All of the courses at Gnomon are booked online on (or after) a specific date and some of them book out extremely fast. The course I had originally planned on doing, Environment Design, had already booked out by the time I tried on the allotted day. A friend recently applied for a storyboarding course at Gnomon which sold out online in 3 minutes. Although I had been in regular contact with admissions at the college, this was not something they had warned me about. This application process makes things difficult when planning to travel from abroad, especially booking flights, accommodation and time off work etc. I did have a second choice course in mind, which luckily was available, so I would advise having a backup course if you are planning a trip. There is another school, the Concept Design Academy http://conceptdesignacad.com – they have an early enrolment process for international students.

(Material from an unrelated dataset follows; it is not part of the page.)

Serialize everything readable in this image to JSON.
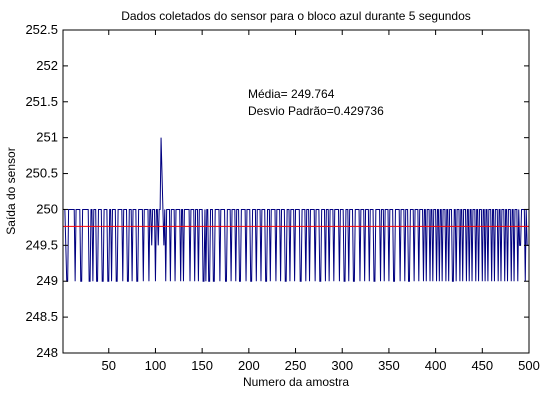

Initially I was worried the Digital Painting course was not suited to what I wanted to learn, but once I explained to the tutor what I was specifically interested in, he tailored my coursework to suit my needs. Also although I considered myself reasonably familiar with Photoshop, I realised I needed to do some ‘catch-up’ and did an online course in my own time. There are lots of courses available on ‘Gumroad’ https://gumroad.com/collections/illustration-tutorials, on YouTube, and from the Gnomon website itself. You can buy individual downloadable DVDs from the Gnomon Workshop website, http://www.thegnomonworkshop.com/. If you are disciplined and can set yourself projects to do, so these tutorials can be very worthwhile.
The 3 hour weekly classes were taught by demonstrations on a large screen, and then we had coursework to do during the week. This is where the real learning happened, how much time I spent each week on the coursework had a direct impact on the level of progress I made. Aside from actually attending the class, the main benefit for me was being away from the distractions of work, and therefore having the time to focus on the coursework, That is the difference between doing an online course and being there in person, there is more motivation to ‘do’ when you are physically there.

10 weeks is a considerably long time to take off work and also to live in Los Angeles which, with the current exchange rate, is not a cheap, I would not have been able to attend without assistance from Screen Training Ireland. Having done this course, I would say Los Angeles is the best place to find courses tailored so specifically to the film industry and also tutors who are used to working to the highest industry standards.

For anyone considering traveling to LA to study, whether it’s to specialize, improve existing skills, or learn completely new ones, I would recommend it! The 3 month visa waiver is the perfect fit, time-wise, Our tutor missed one class due to work commitments and an extra week was added on, so some flexibility at the end of the 10 weeks is also a good idea. Attending a second course at the same time would be very do-able, and a great use of time, doing 3 courses would be possible but would be a heavy workload. I would advise anyone considering attending any of the schools there to talk to admissions and get as much information as possible about the application process before booking”.